HAM Sebagai Isu Global

BANYAK usaha dari sementara kalangan di Masyarakat Eropa untuk memasukkan faktor-faktor non-ekonomis, seperti masalah pemeliharaan lingkungan hidup dan HAM (Hak Asasi Manusia) dalam hubungan bantuan keuangan dan kerja saama ekonomi antara Indonesia dengan Masyarakat Eropa. Kini faktor-faktor tersebut mulai berpengaruh dalam hubungan kerja sama ekonomi dan bantuan keuangan.
Persoalannya kemudian ialah bagaimana kita dapat mengajukan sebuah respon yang positif dan rasional. Tingkat pembangunan dan kedewasaan kita sekarang tampaknya tidak lagi mengizinkan kita untuk secara emosional bereaksi dengan go to hell with your aid. Lagipula, isu HAM khususnya tidak hanya akan muncul dalam hubungan Indonesia dengan Masyarakat Eropa, tetapi juga dengan “negara-negara utara” lainnya. Isu HAM tampaknya akan menjadi salah satu isu yang akan mewarnai hubungan antara negara-negara selatan dan negara-negara utara, dengan pihak pertama yang akan merasa “terpojokkan”.
Maka yang dibutuhkan kemudian ialah bahasa yang sama, katakanlah “kerangka dialog”, yang sedikit formalistis dan sedikit filosofis yang dapat dipahami dan malahan dijunjung tinggi oleh “pihak sana”, tetapi tidak menjadikan “pihak sini” senantiasa menjadi underdog yang diajar-ajari dan disalah-salahkan.
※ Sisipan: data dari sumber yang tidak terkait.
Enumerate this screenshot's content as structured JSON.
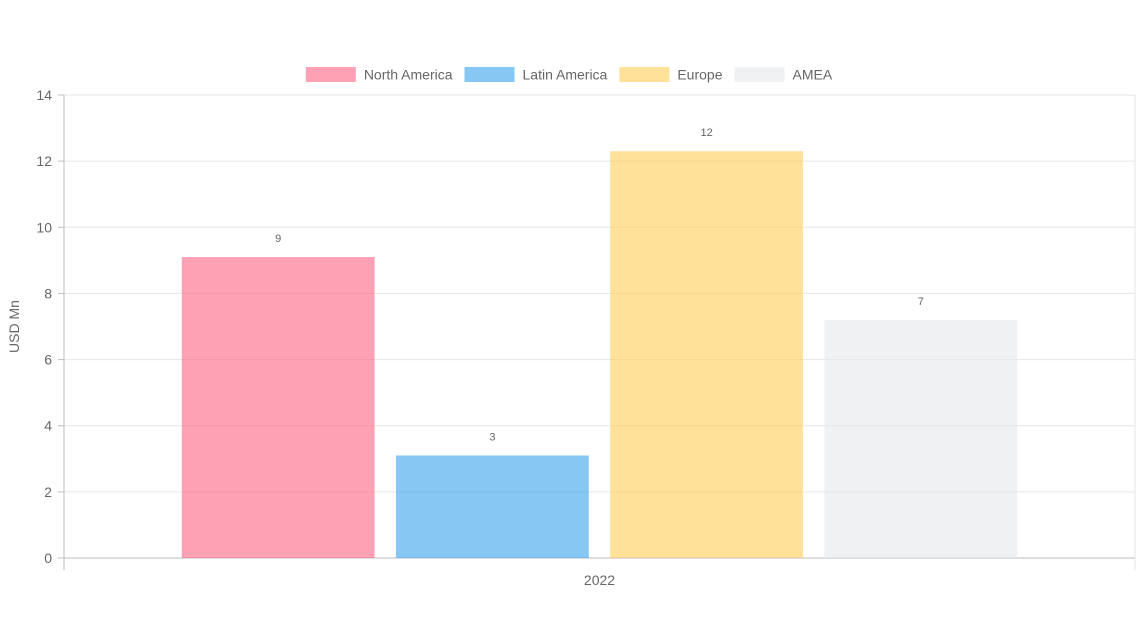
{
  "chart_data": {
    "type": "bar",
    "categories": [
      "2022"
    ],
    "series": [
      {
        "name": "North America",
        "values": [
          9.1
        ],
        "data_label": "9",
        "color": "#ff6384",
        "opacity": 0.6
      },
      {
        "name": "Latin America",
        "values": [
          3.1
        ],
        "data_label": "3",
        "color": "#36a2eb",
        "opacity": 0.6
      },
      {
        "name": "Europe",
        "values": [
          12.3
        ],
        "data_label": "12",
        "color": "#ffcd56",
        "opacity": 0.6
      },
      {
        "name": "AMEA",
        "values": [
          7.2
        ],
        "data_label": "7",
        "color": "#e5e7eb",
        "opacity": 0.6
      }
    ],
    "ylabel": "USD Mn",
    "xlabel": "",
    "ylim": [
      0,
      14
    ],
    "yticks": [
      "0",
      "2",
      "4",
      "6",
      "8",
      "10",
      "12",
      "14"
    ],
    "grid": true,
    "legend_position": "top"
  }
}
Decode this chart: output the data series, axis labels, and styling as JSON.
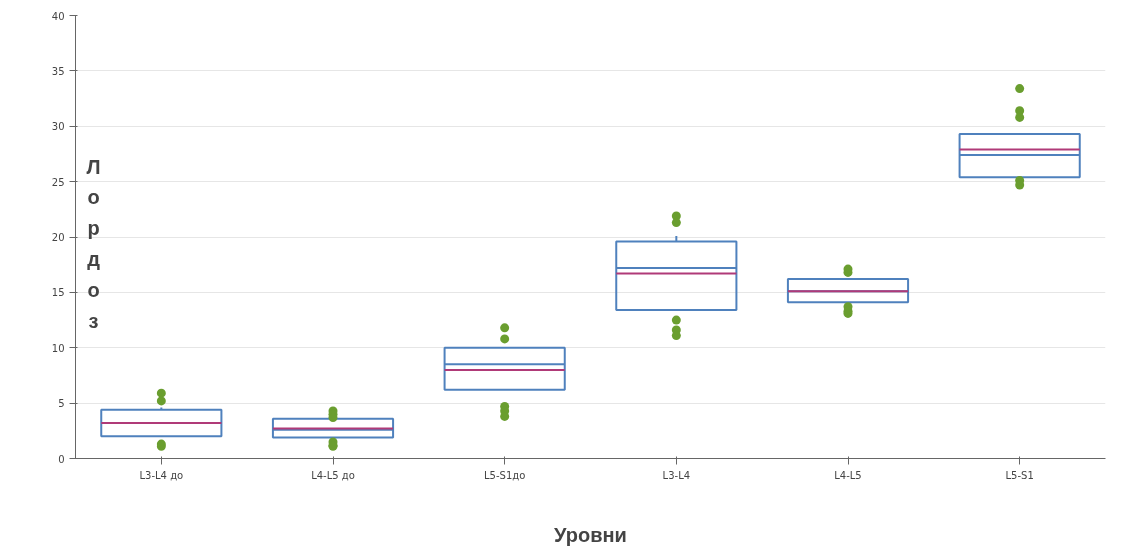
{
  "chart_data": {
    "type": "box",
    "xlabel": "Уровни",
    "ylabel": "Лордоз",
    "categories": [
      "L3-L4 до",
      "L4-L5 до",
      "L5-S1до",
      "L3-L4",
      "L4-L5",
      "L5-S1"
    ],
    "ylim": [
      0,
      40
    ],
    "yticks": [
      0,
      5,
      10,
      15,
      20,
      25,
      30,
      35,
      40
    ],
    "grid": "y",
    "series": [
      {
        "color": "#4f81bd",
        "boxes": [
          {
            "low": 2.0,
            "q1": 2.0,
            "median": 3.2,
            "q3": 4.4,
            "high": 4.6,
            "mean": 3.2,
            "outliers": [
              5.9,
              5.2,
              1.3,
              1.1
            ]
          },
          {
            "low": 1.9,
            "q1": 1.9,
            "median": 2.6,
            "q3": 3.6,
            "high": 3.6,
            "mean": 2.7,
            "outliers": [
              4.3,
              4.0,
              3.7,
              1.5,
              1.2,
              1.1
            ]
          },
          {
            "low": 6.2,
            "q1": 6.2,
            "median": 8.5,
            "q3": 10.0,
            "high": 10.0,
            "mean": 8.0,
            "outliers": [
              11.8,
              10.8,
              4.7,
              4.3,
              3.8
            ]
          },
          {
            "low": 13.4,
            "q1": 13.4,
            "median": 17.2,
            "q3": 19.6,
            "high": 20.1,
            "mean": 16.7,
            "outliers": [
              21.9,
              21.3,
              12.5,
              11.6,
              11.1
            ]
          },
          {
            "low": 14.1,
            "q1": 14.1,
            "median": 15.1,
            "q3": 16.2,
            "high": 16.2,
            "mean": 15.1,
            "outliers": [
              17.1,
              16.8,
              13.7,
              13.3,
              13.1
            ]
          },
          {
            "low": 25.4,
            "q1": 25.4,
            "median": 27.4,
            "q3": 29.3,
            "high": 29.3,
            "mean": 27.9,
            "outliers": [
              33.4,
              31.4,
              30.8,
              25.1,
              24.7
            ]
          }
        ]
      }
    ]
  }
}
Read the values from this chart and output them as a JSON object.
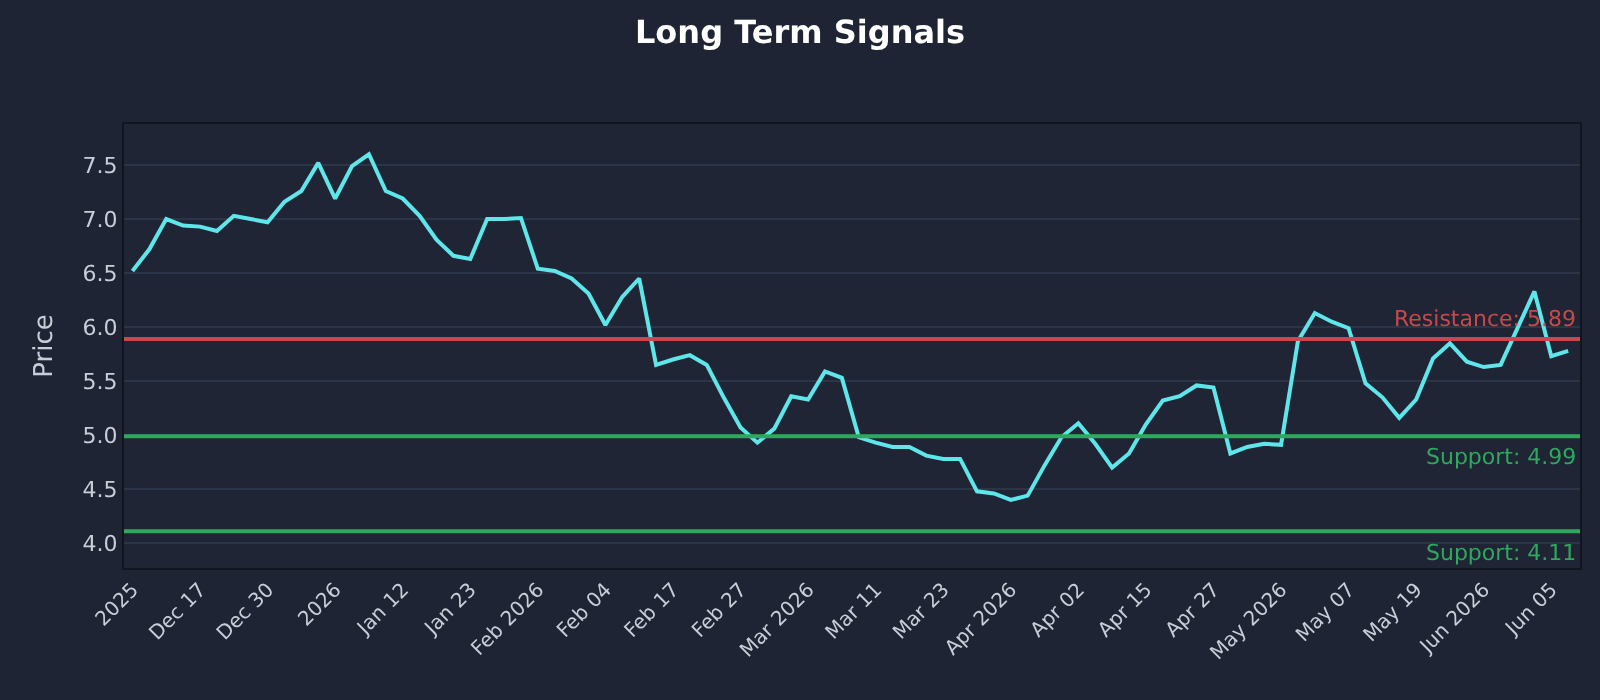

Ini barangkali akan lebih efektif dan produktif. Berkilah bahwa kita punya konsep sendiri tentang HAM yang digali dari khasanah budaya sendiri, biarpun barangkali benar, tentu lebih sukar dipahami oleh “pihak sana”. Suka atau tidak, hak asasi manusia sudah menjadi unsur penting dalam global narrative kita sekarang.


Tekstur HAK Asasi

Kesadaran historis umat manusia dengan tekstur yang dicapainya sekarang, tertuang dalam “Piagam Hak-hak Asasi Manusia” PBB (Universal Declaration Of Human Roghts). Tekstur ini pun dicapai dengan susah payah melalui berbagai chaos, fluctuation atau systemmerty breaking process dalam bentuk berbagai revolusi, malaise ekonomi, dan perang. Kita barangkali dapat menggambarkannya dalam cara yang analog dengan cara seorang paleontolog atau arkeolog memperlakukan lapisan-lapisan geologis.
            Dari lapisan yang berasal dari abad ke-17, kita mewarisi kesadaran akan, katakanlah, hak-hak asasi untuk merdeka, seperti secara tajam tersimpul dalam filsafat si orang Inggris, John Locke. Hak-hak asasi ini mengacu pada perlunya menjaga martabat manusia sebagai mahluk rasional berhadapan dengan kemungkinan polusi yang timbul dari fitrahnya sebagai mahluk sosial. Semua hak dasar yang menghalau campur tangan negara dan masyarakat, terutama hak hidup, hak atas kebebasan bergerak dan hak milik pribadi. Hak-hak untuk merdeka ini terutama tercantum dalam pasal 1 sampai dengan pasal 18 piagam PBB.
Dari lapisan yang berasal dari abad ke-18, kita temukan kesadaran akan, katakanlah, hak-hak asasi demokrasi yang khususnya mencuat dalam pemikiran si orang Perancis, Jean-Jacques Rousseau. Hak-hak asasi ini menekankan perlunya partisipasi si mahluk rasional dalam lingkungan dimana ia hidup sebagai mahluk sosial. Inilah hak untuk ikut membangun sejarah dan masyarakat dengan tangan sendiri. Hak untuk berserikat, mengemukakan pendapat, memilih wakil dan juru bicara yang terpecaya, termasuk disini, Pasal 19 sampai dengan 22 dari piagam PBB rupa-rupanya berbicara lantang tentang hak-hak demokrasi ini.
            Akan tetapi, untuk menjaga martabatnya yang rasional dan untuk dapat berpatisipasi sebagai mahluk sosial yang rasional, manusia juga perlu sehat, makan kenyang, tidak terlalu letih, punya waktu luang. Inilah hak asasi sandang, pangan, papan, perkejaan. Inilah hak asasi padi dan kapas. Manusia pada akhirnya adalah juga mahluk bertubuh. Kesejahteraan tubuhnya ikut berbicara dalam kiprah rasional dan sosialnya. Kita mewarisi kesadaran ini pada lapisan yang terutama berasal dari abad ke-19. Mungkin si orang Jerman, Ludwig Andreas Feuerbach, tidak seratus persen benar. Mengatakan bahwa “manusia adalah apa yang dia makan”, terasa kasar dan berlebihan. Namun apa yang tercantum dalam pasal 23 sampai dengan 28 piagam hak-hak asasi PBB merupakan pengakuan, bahwa ia tidak sepenuhnya salah.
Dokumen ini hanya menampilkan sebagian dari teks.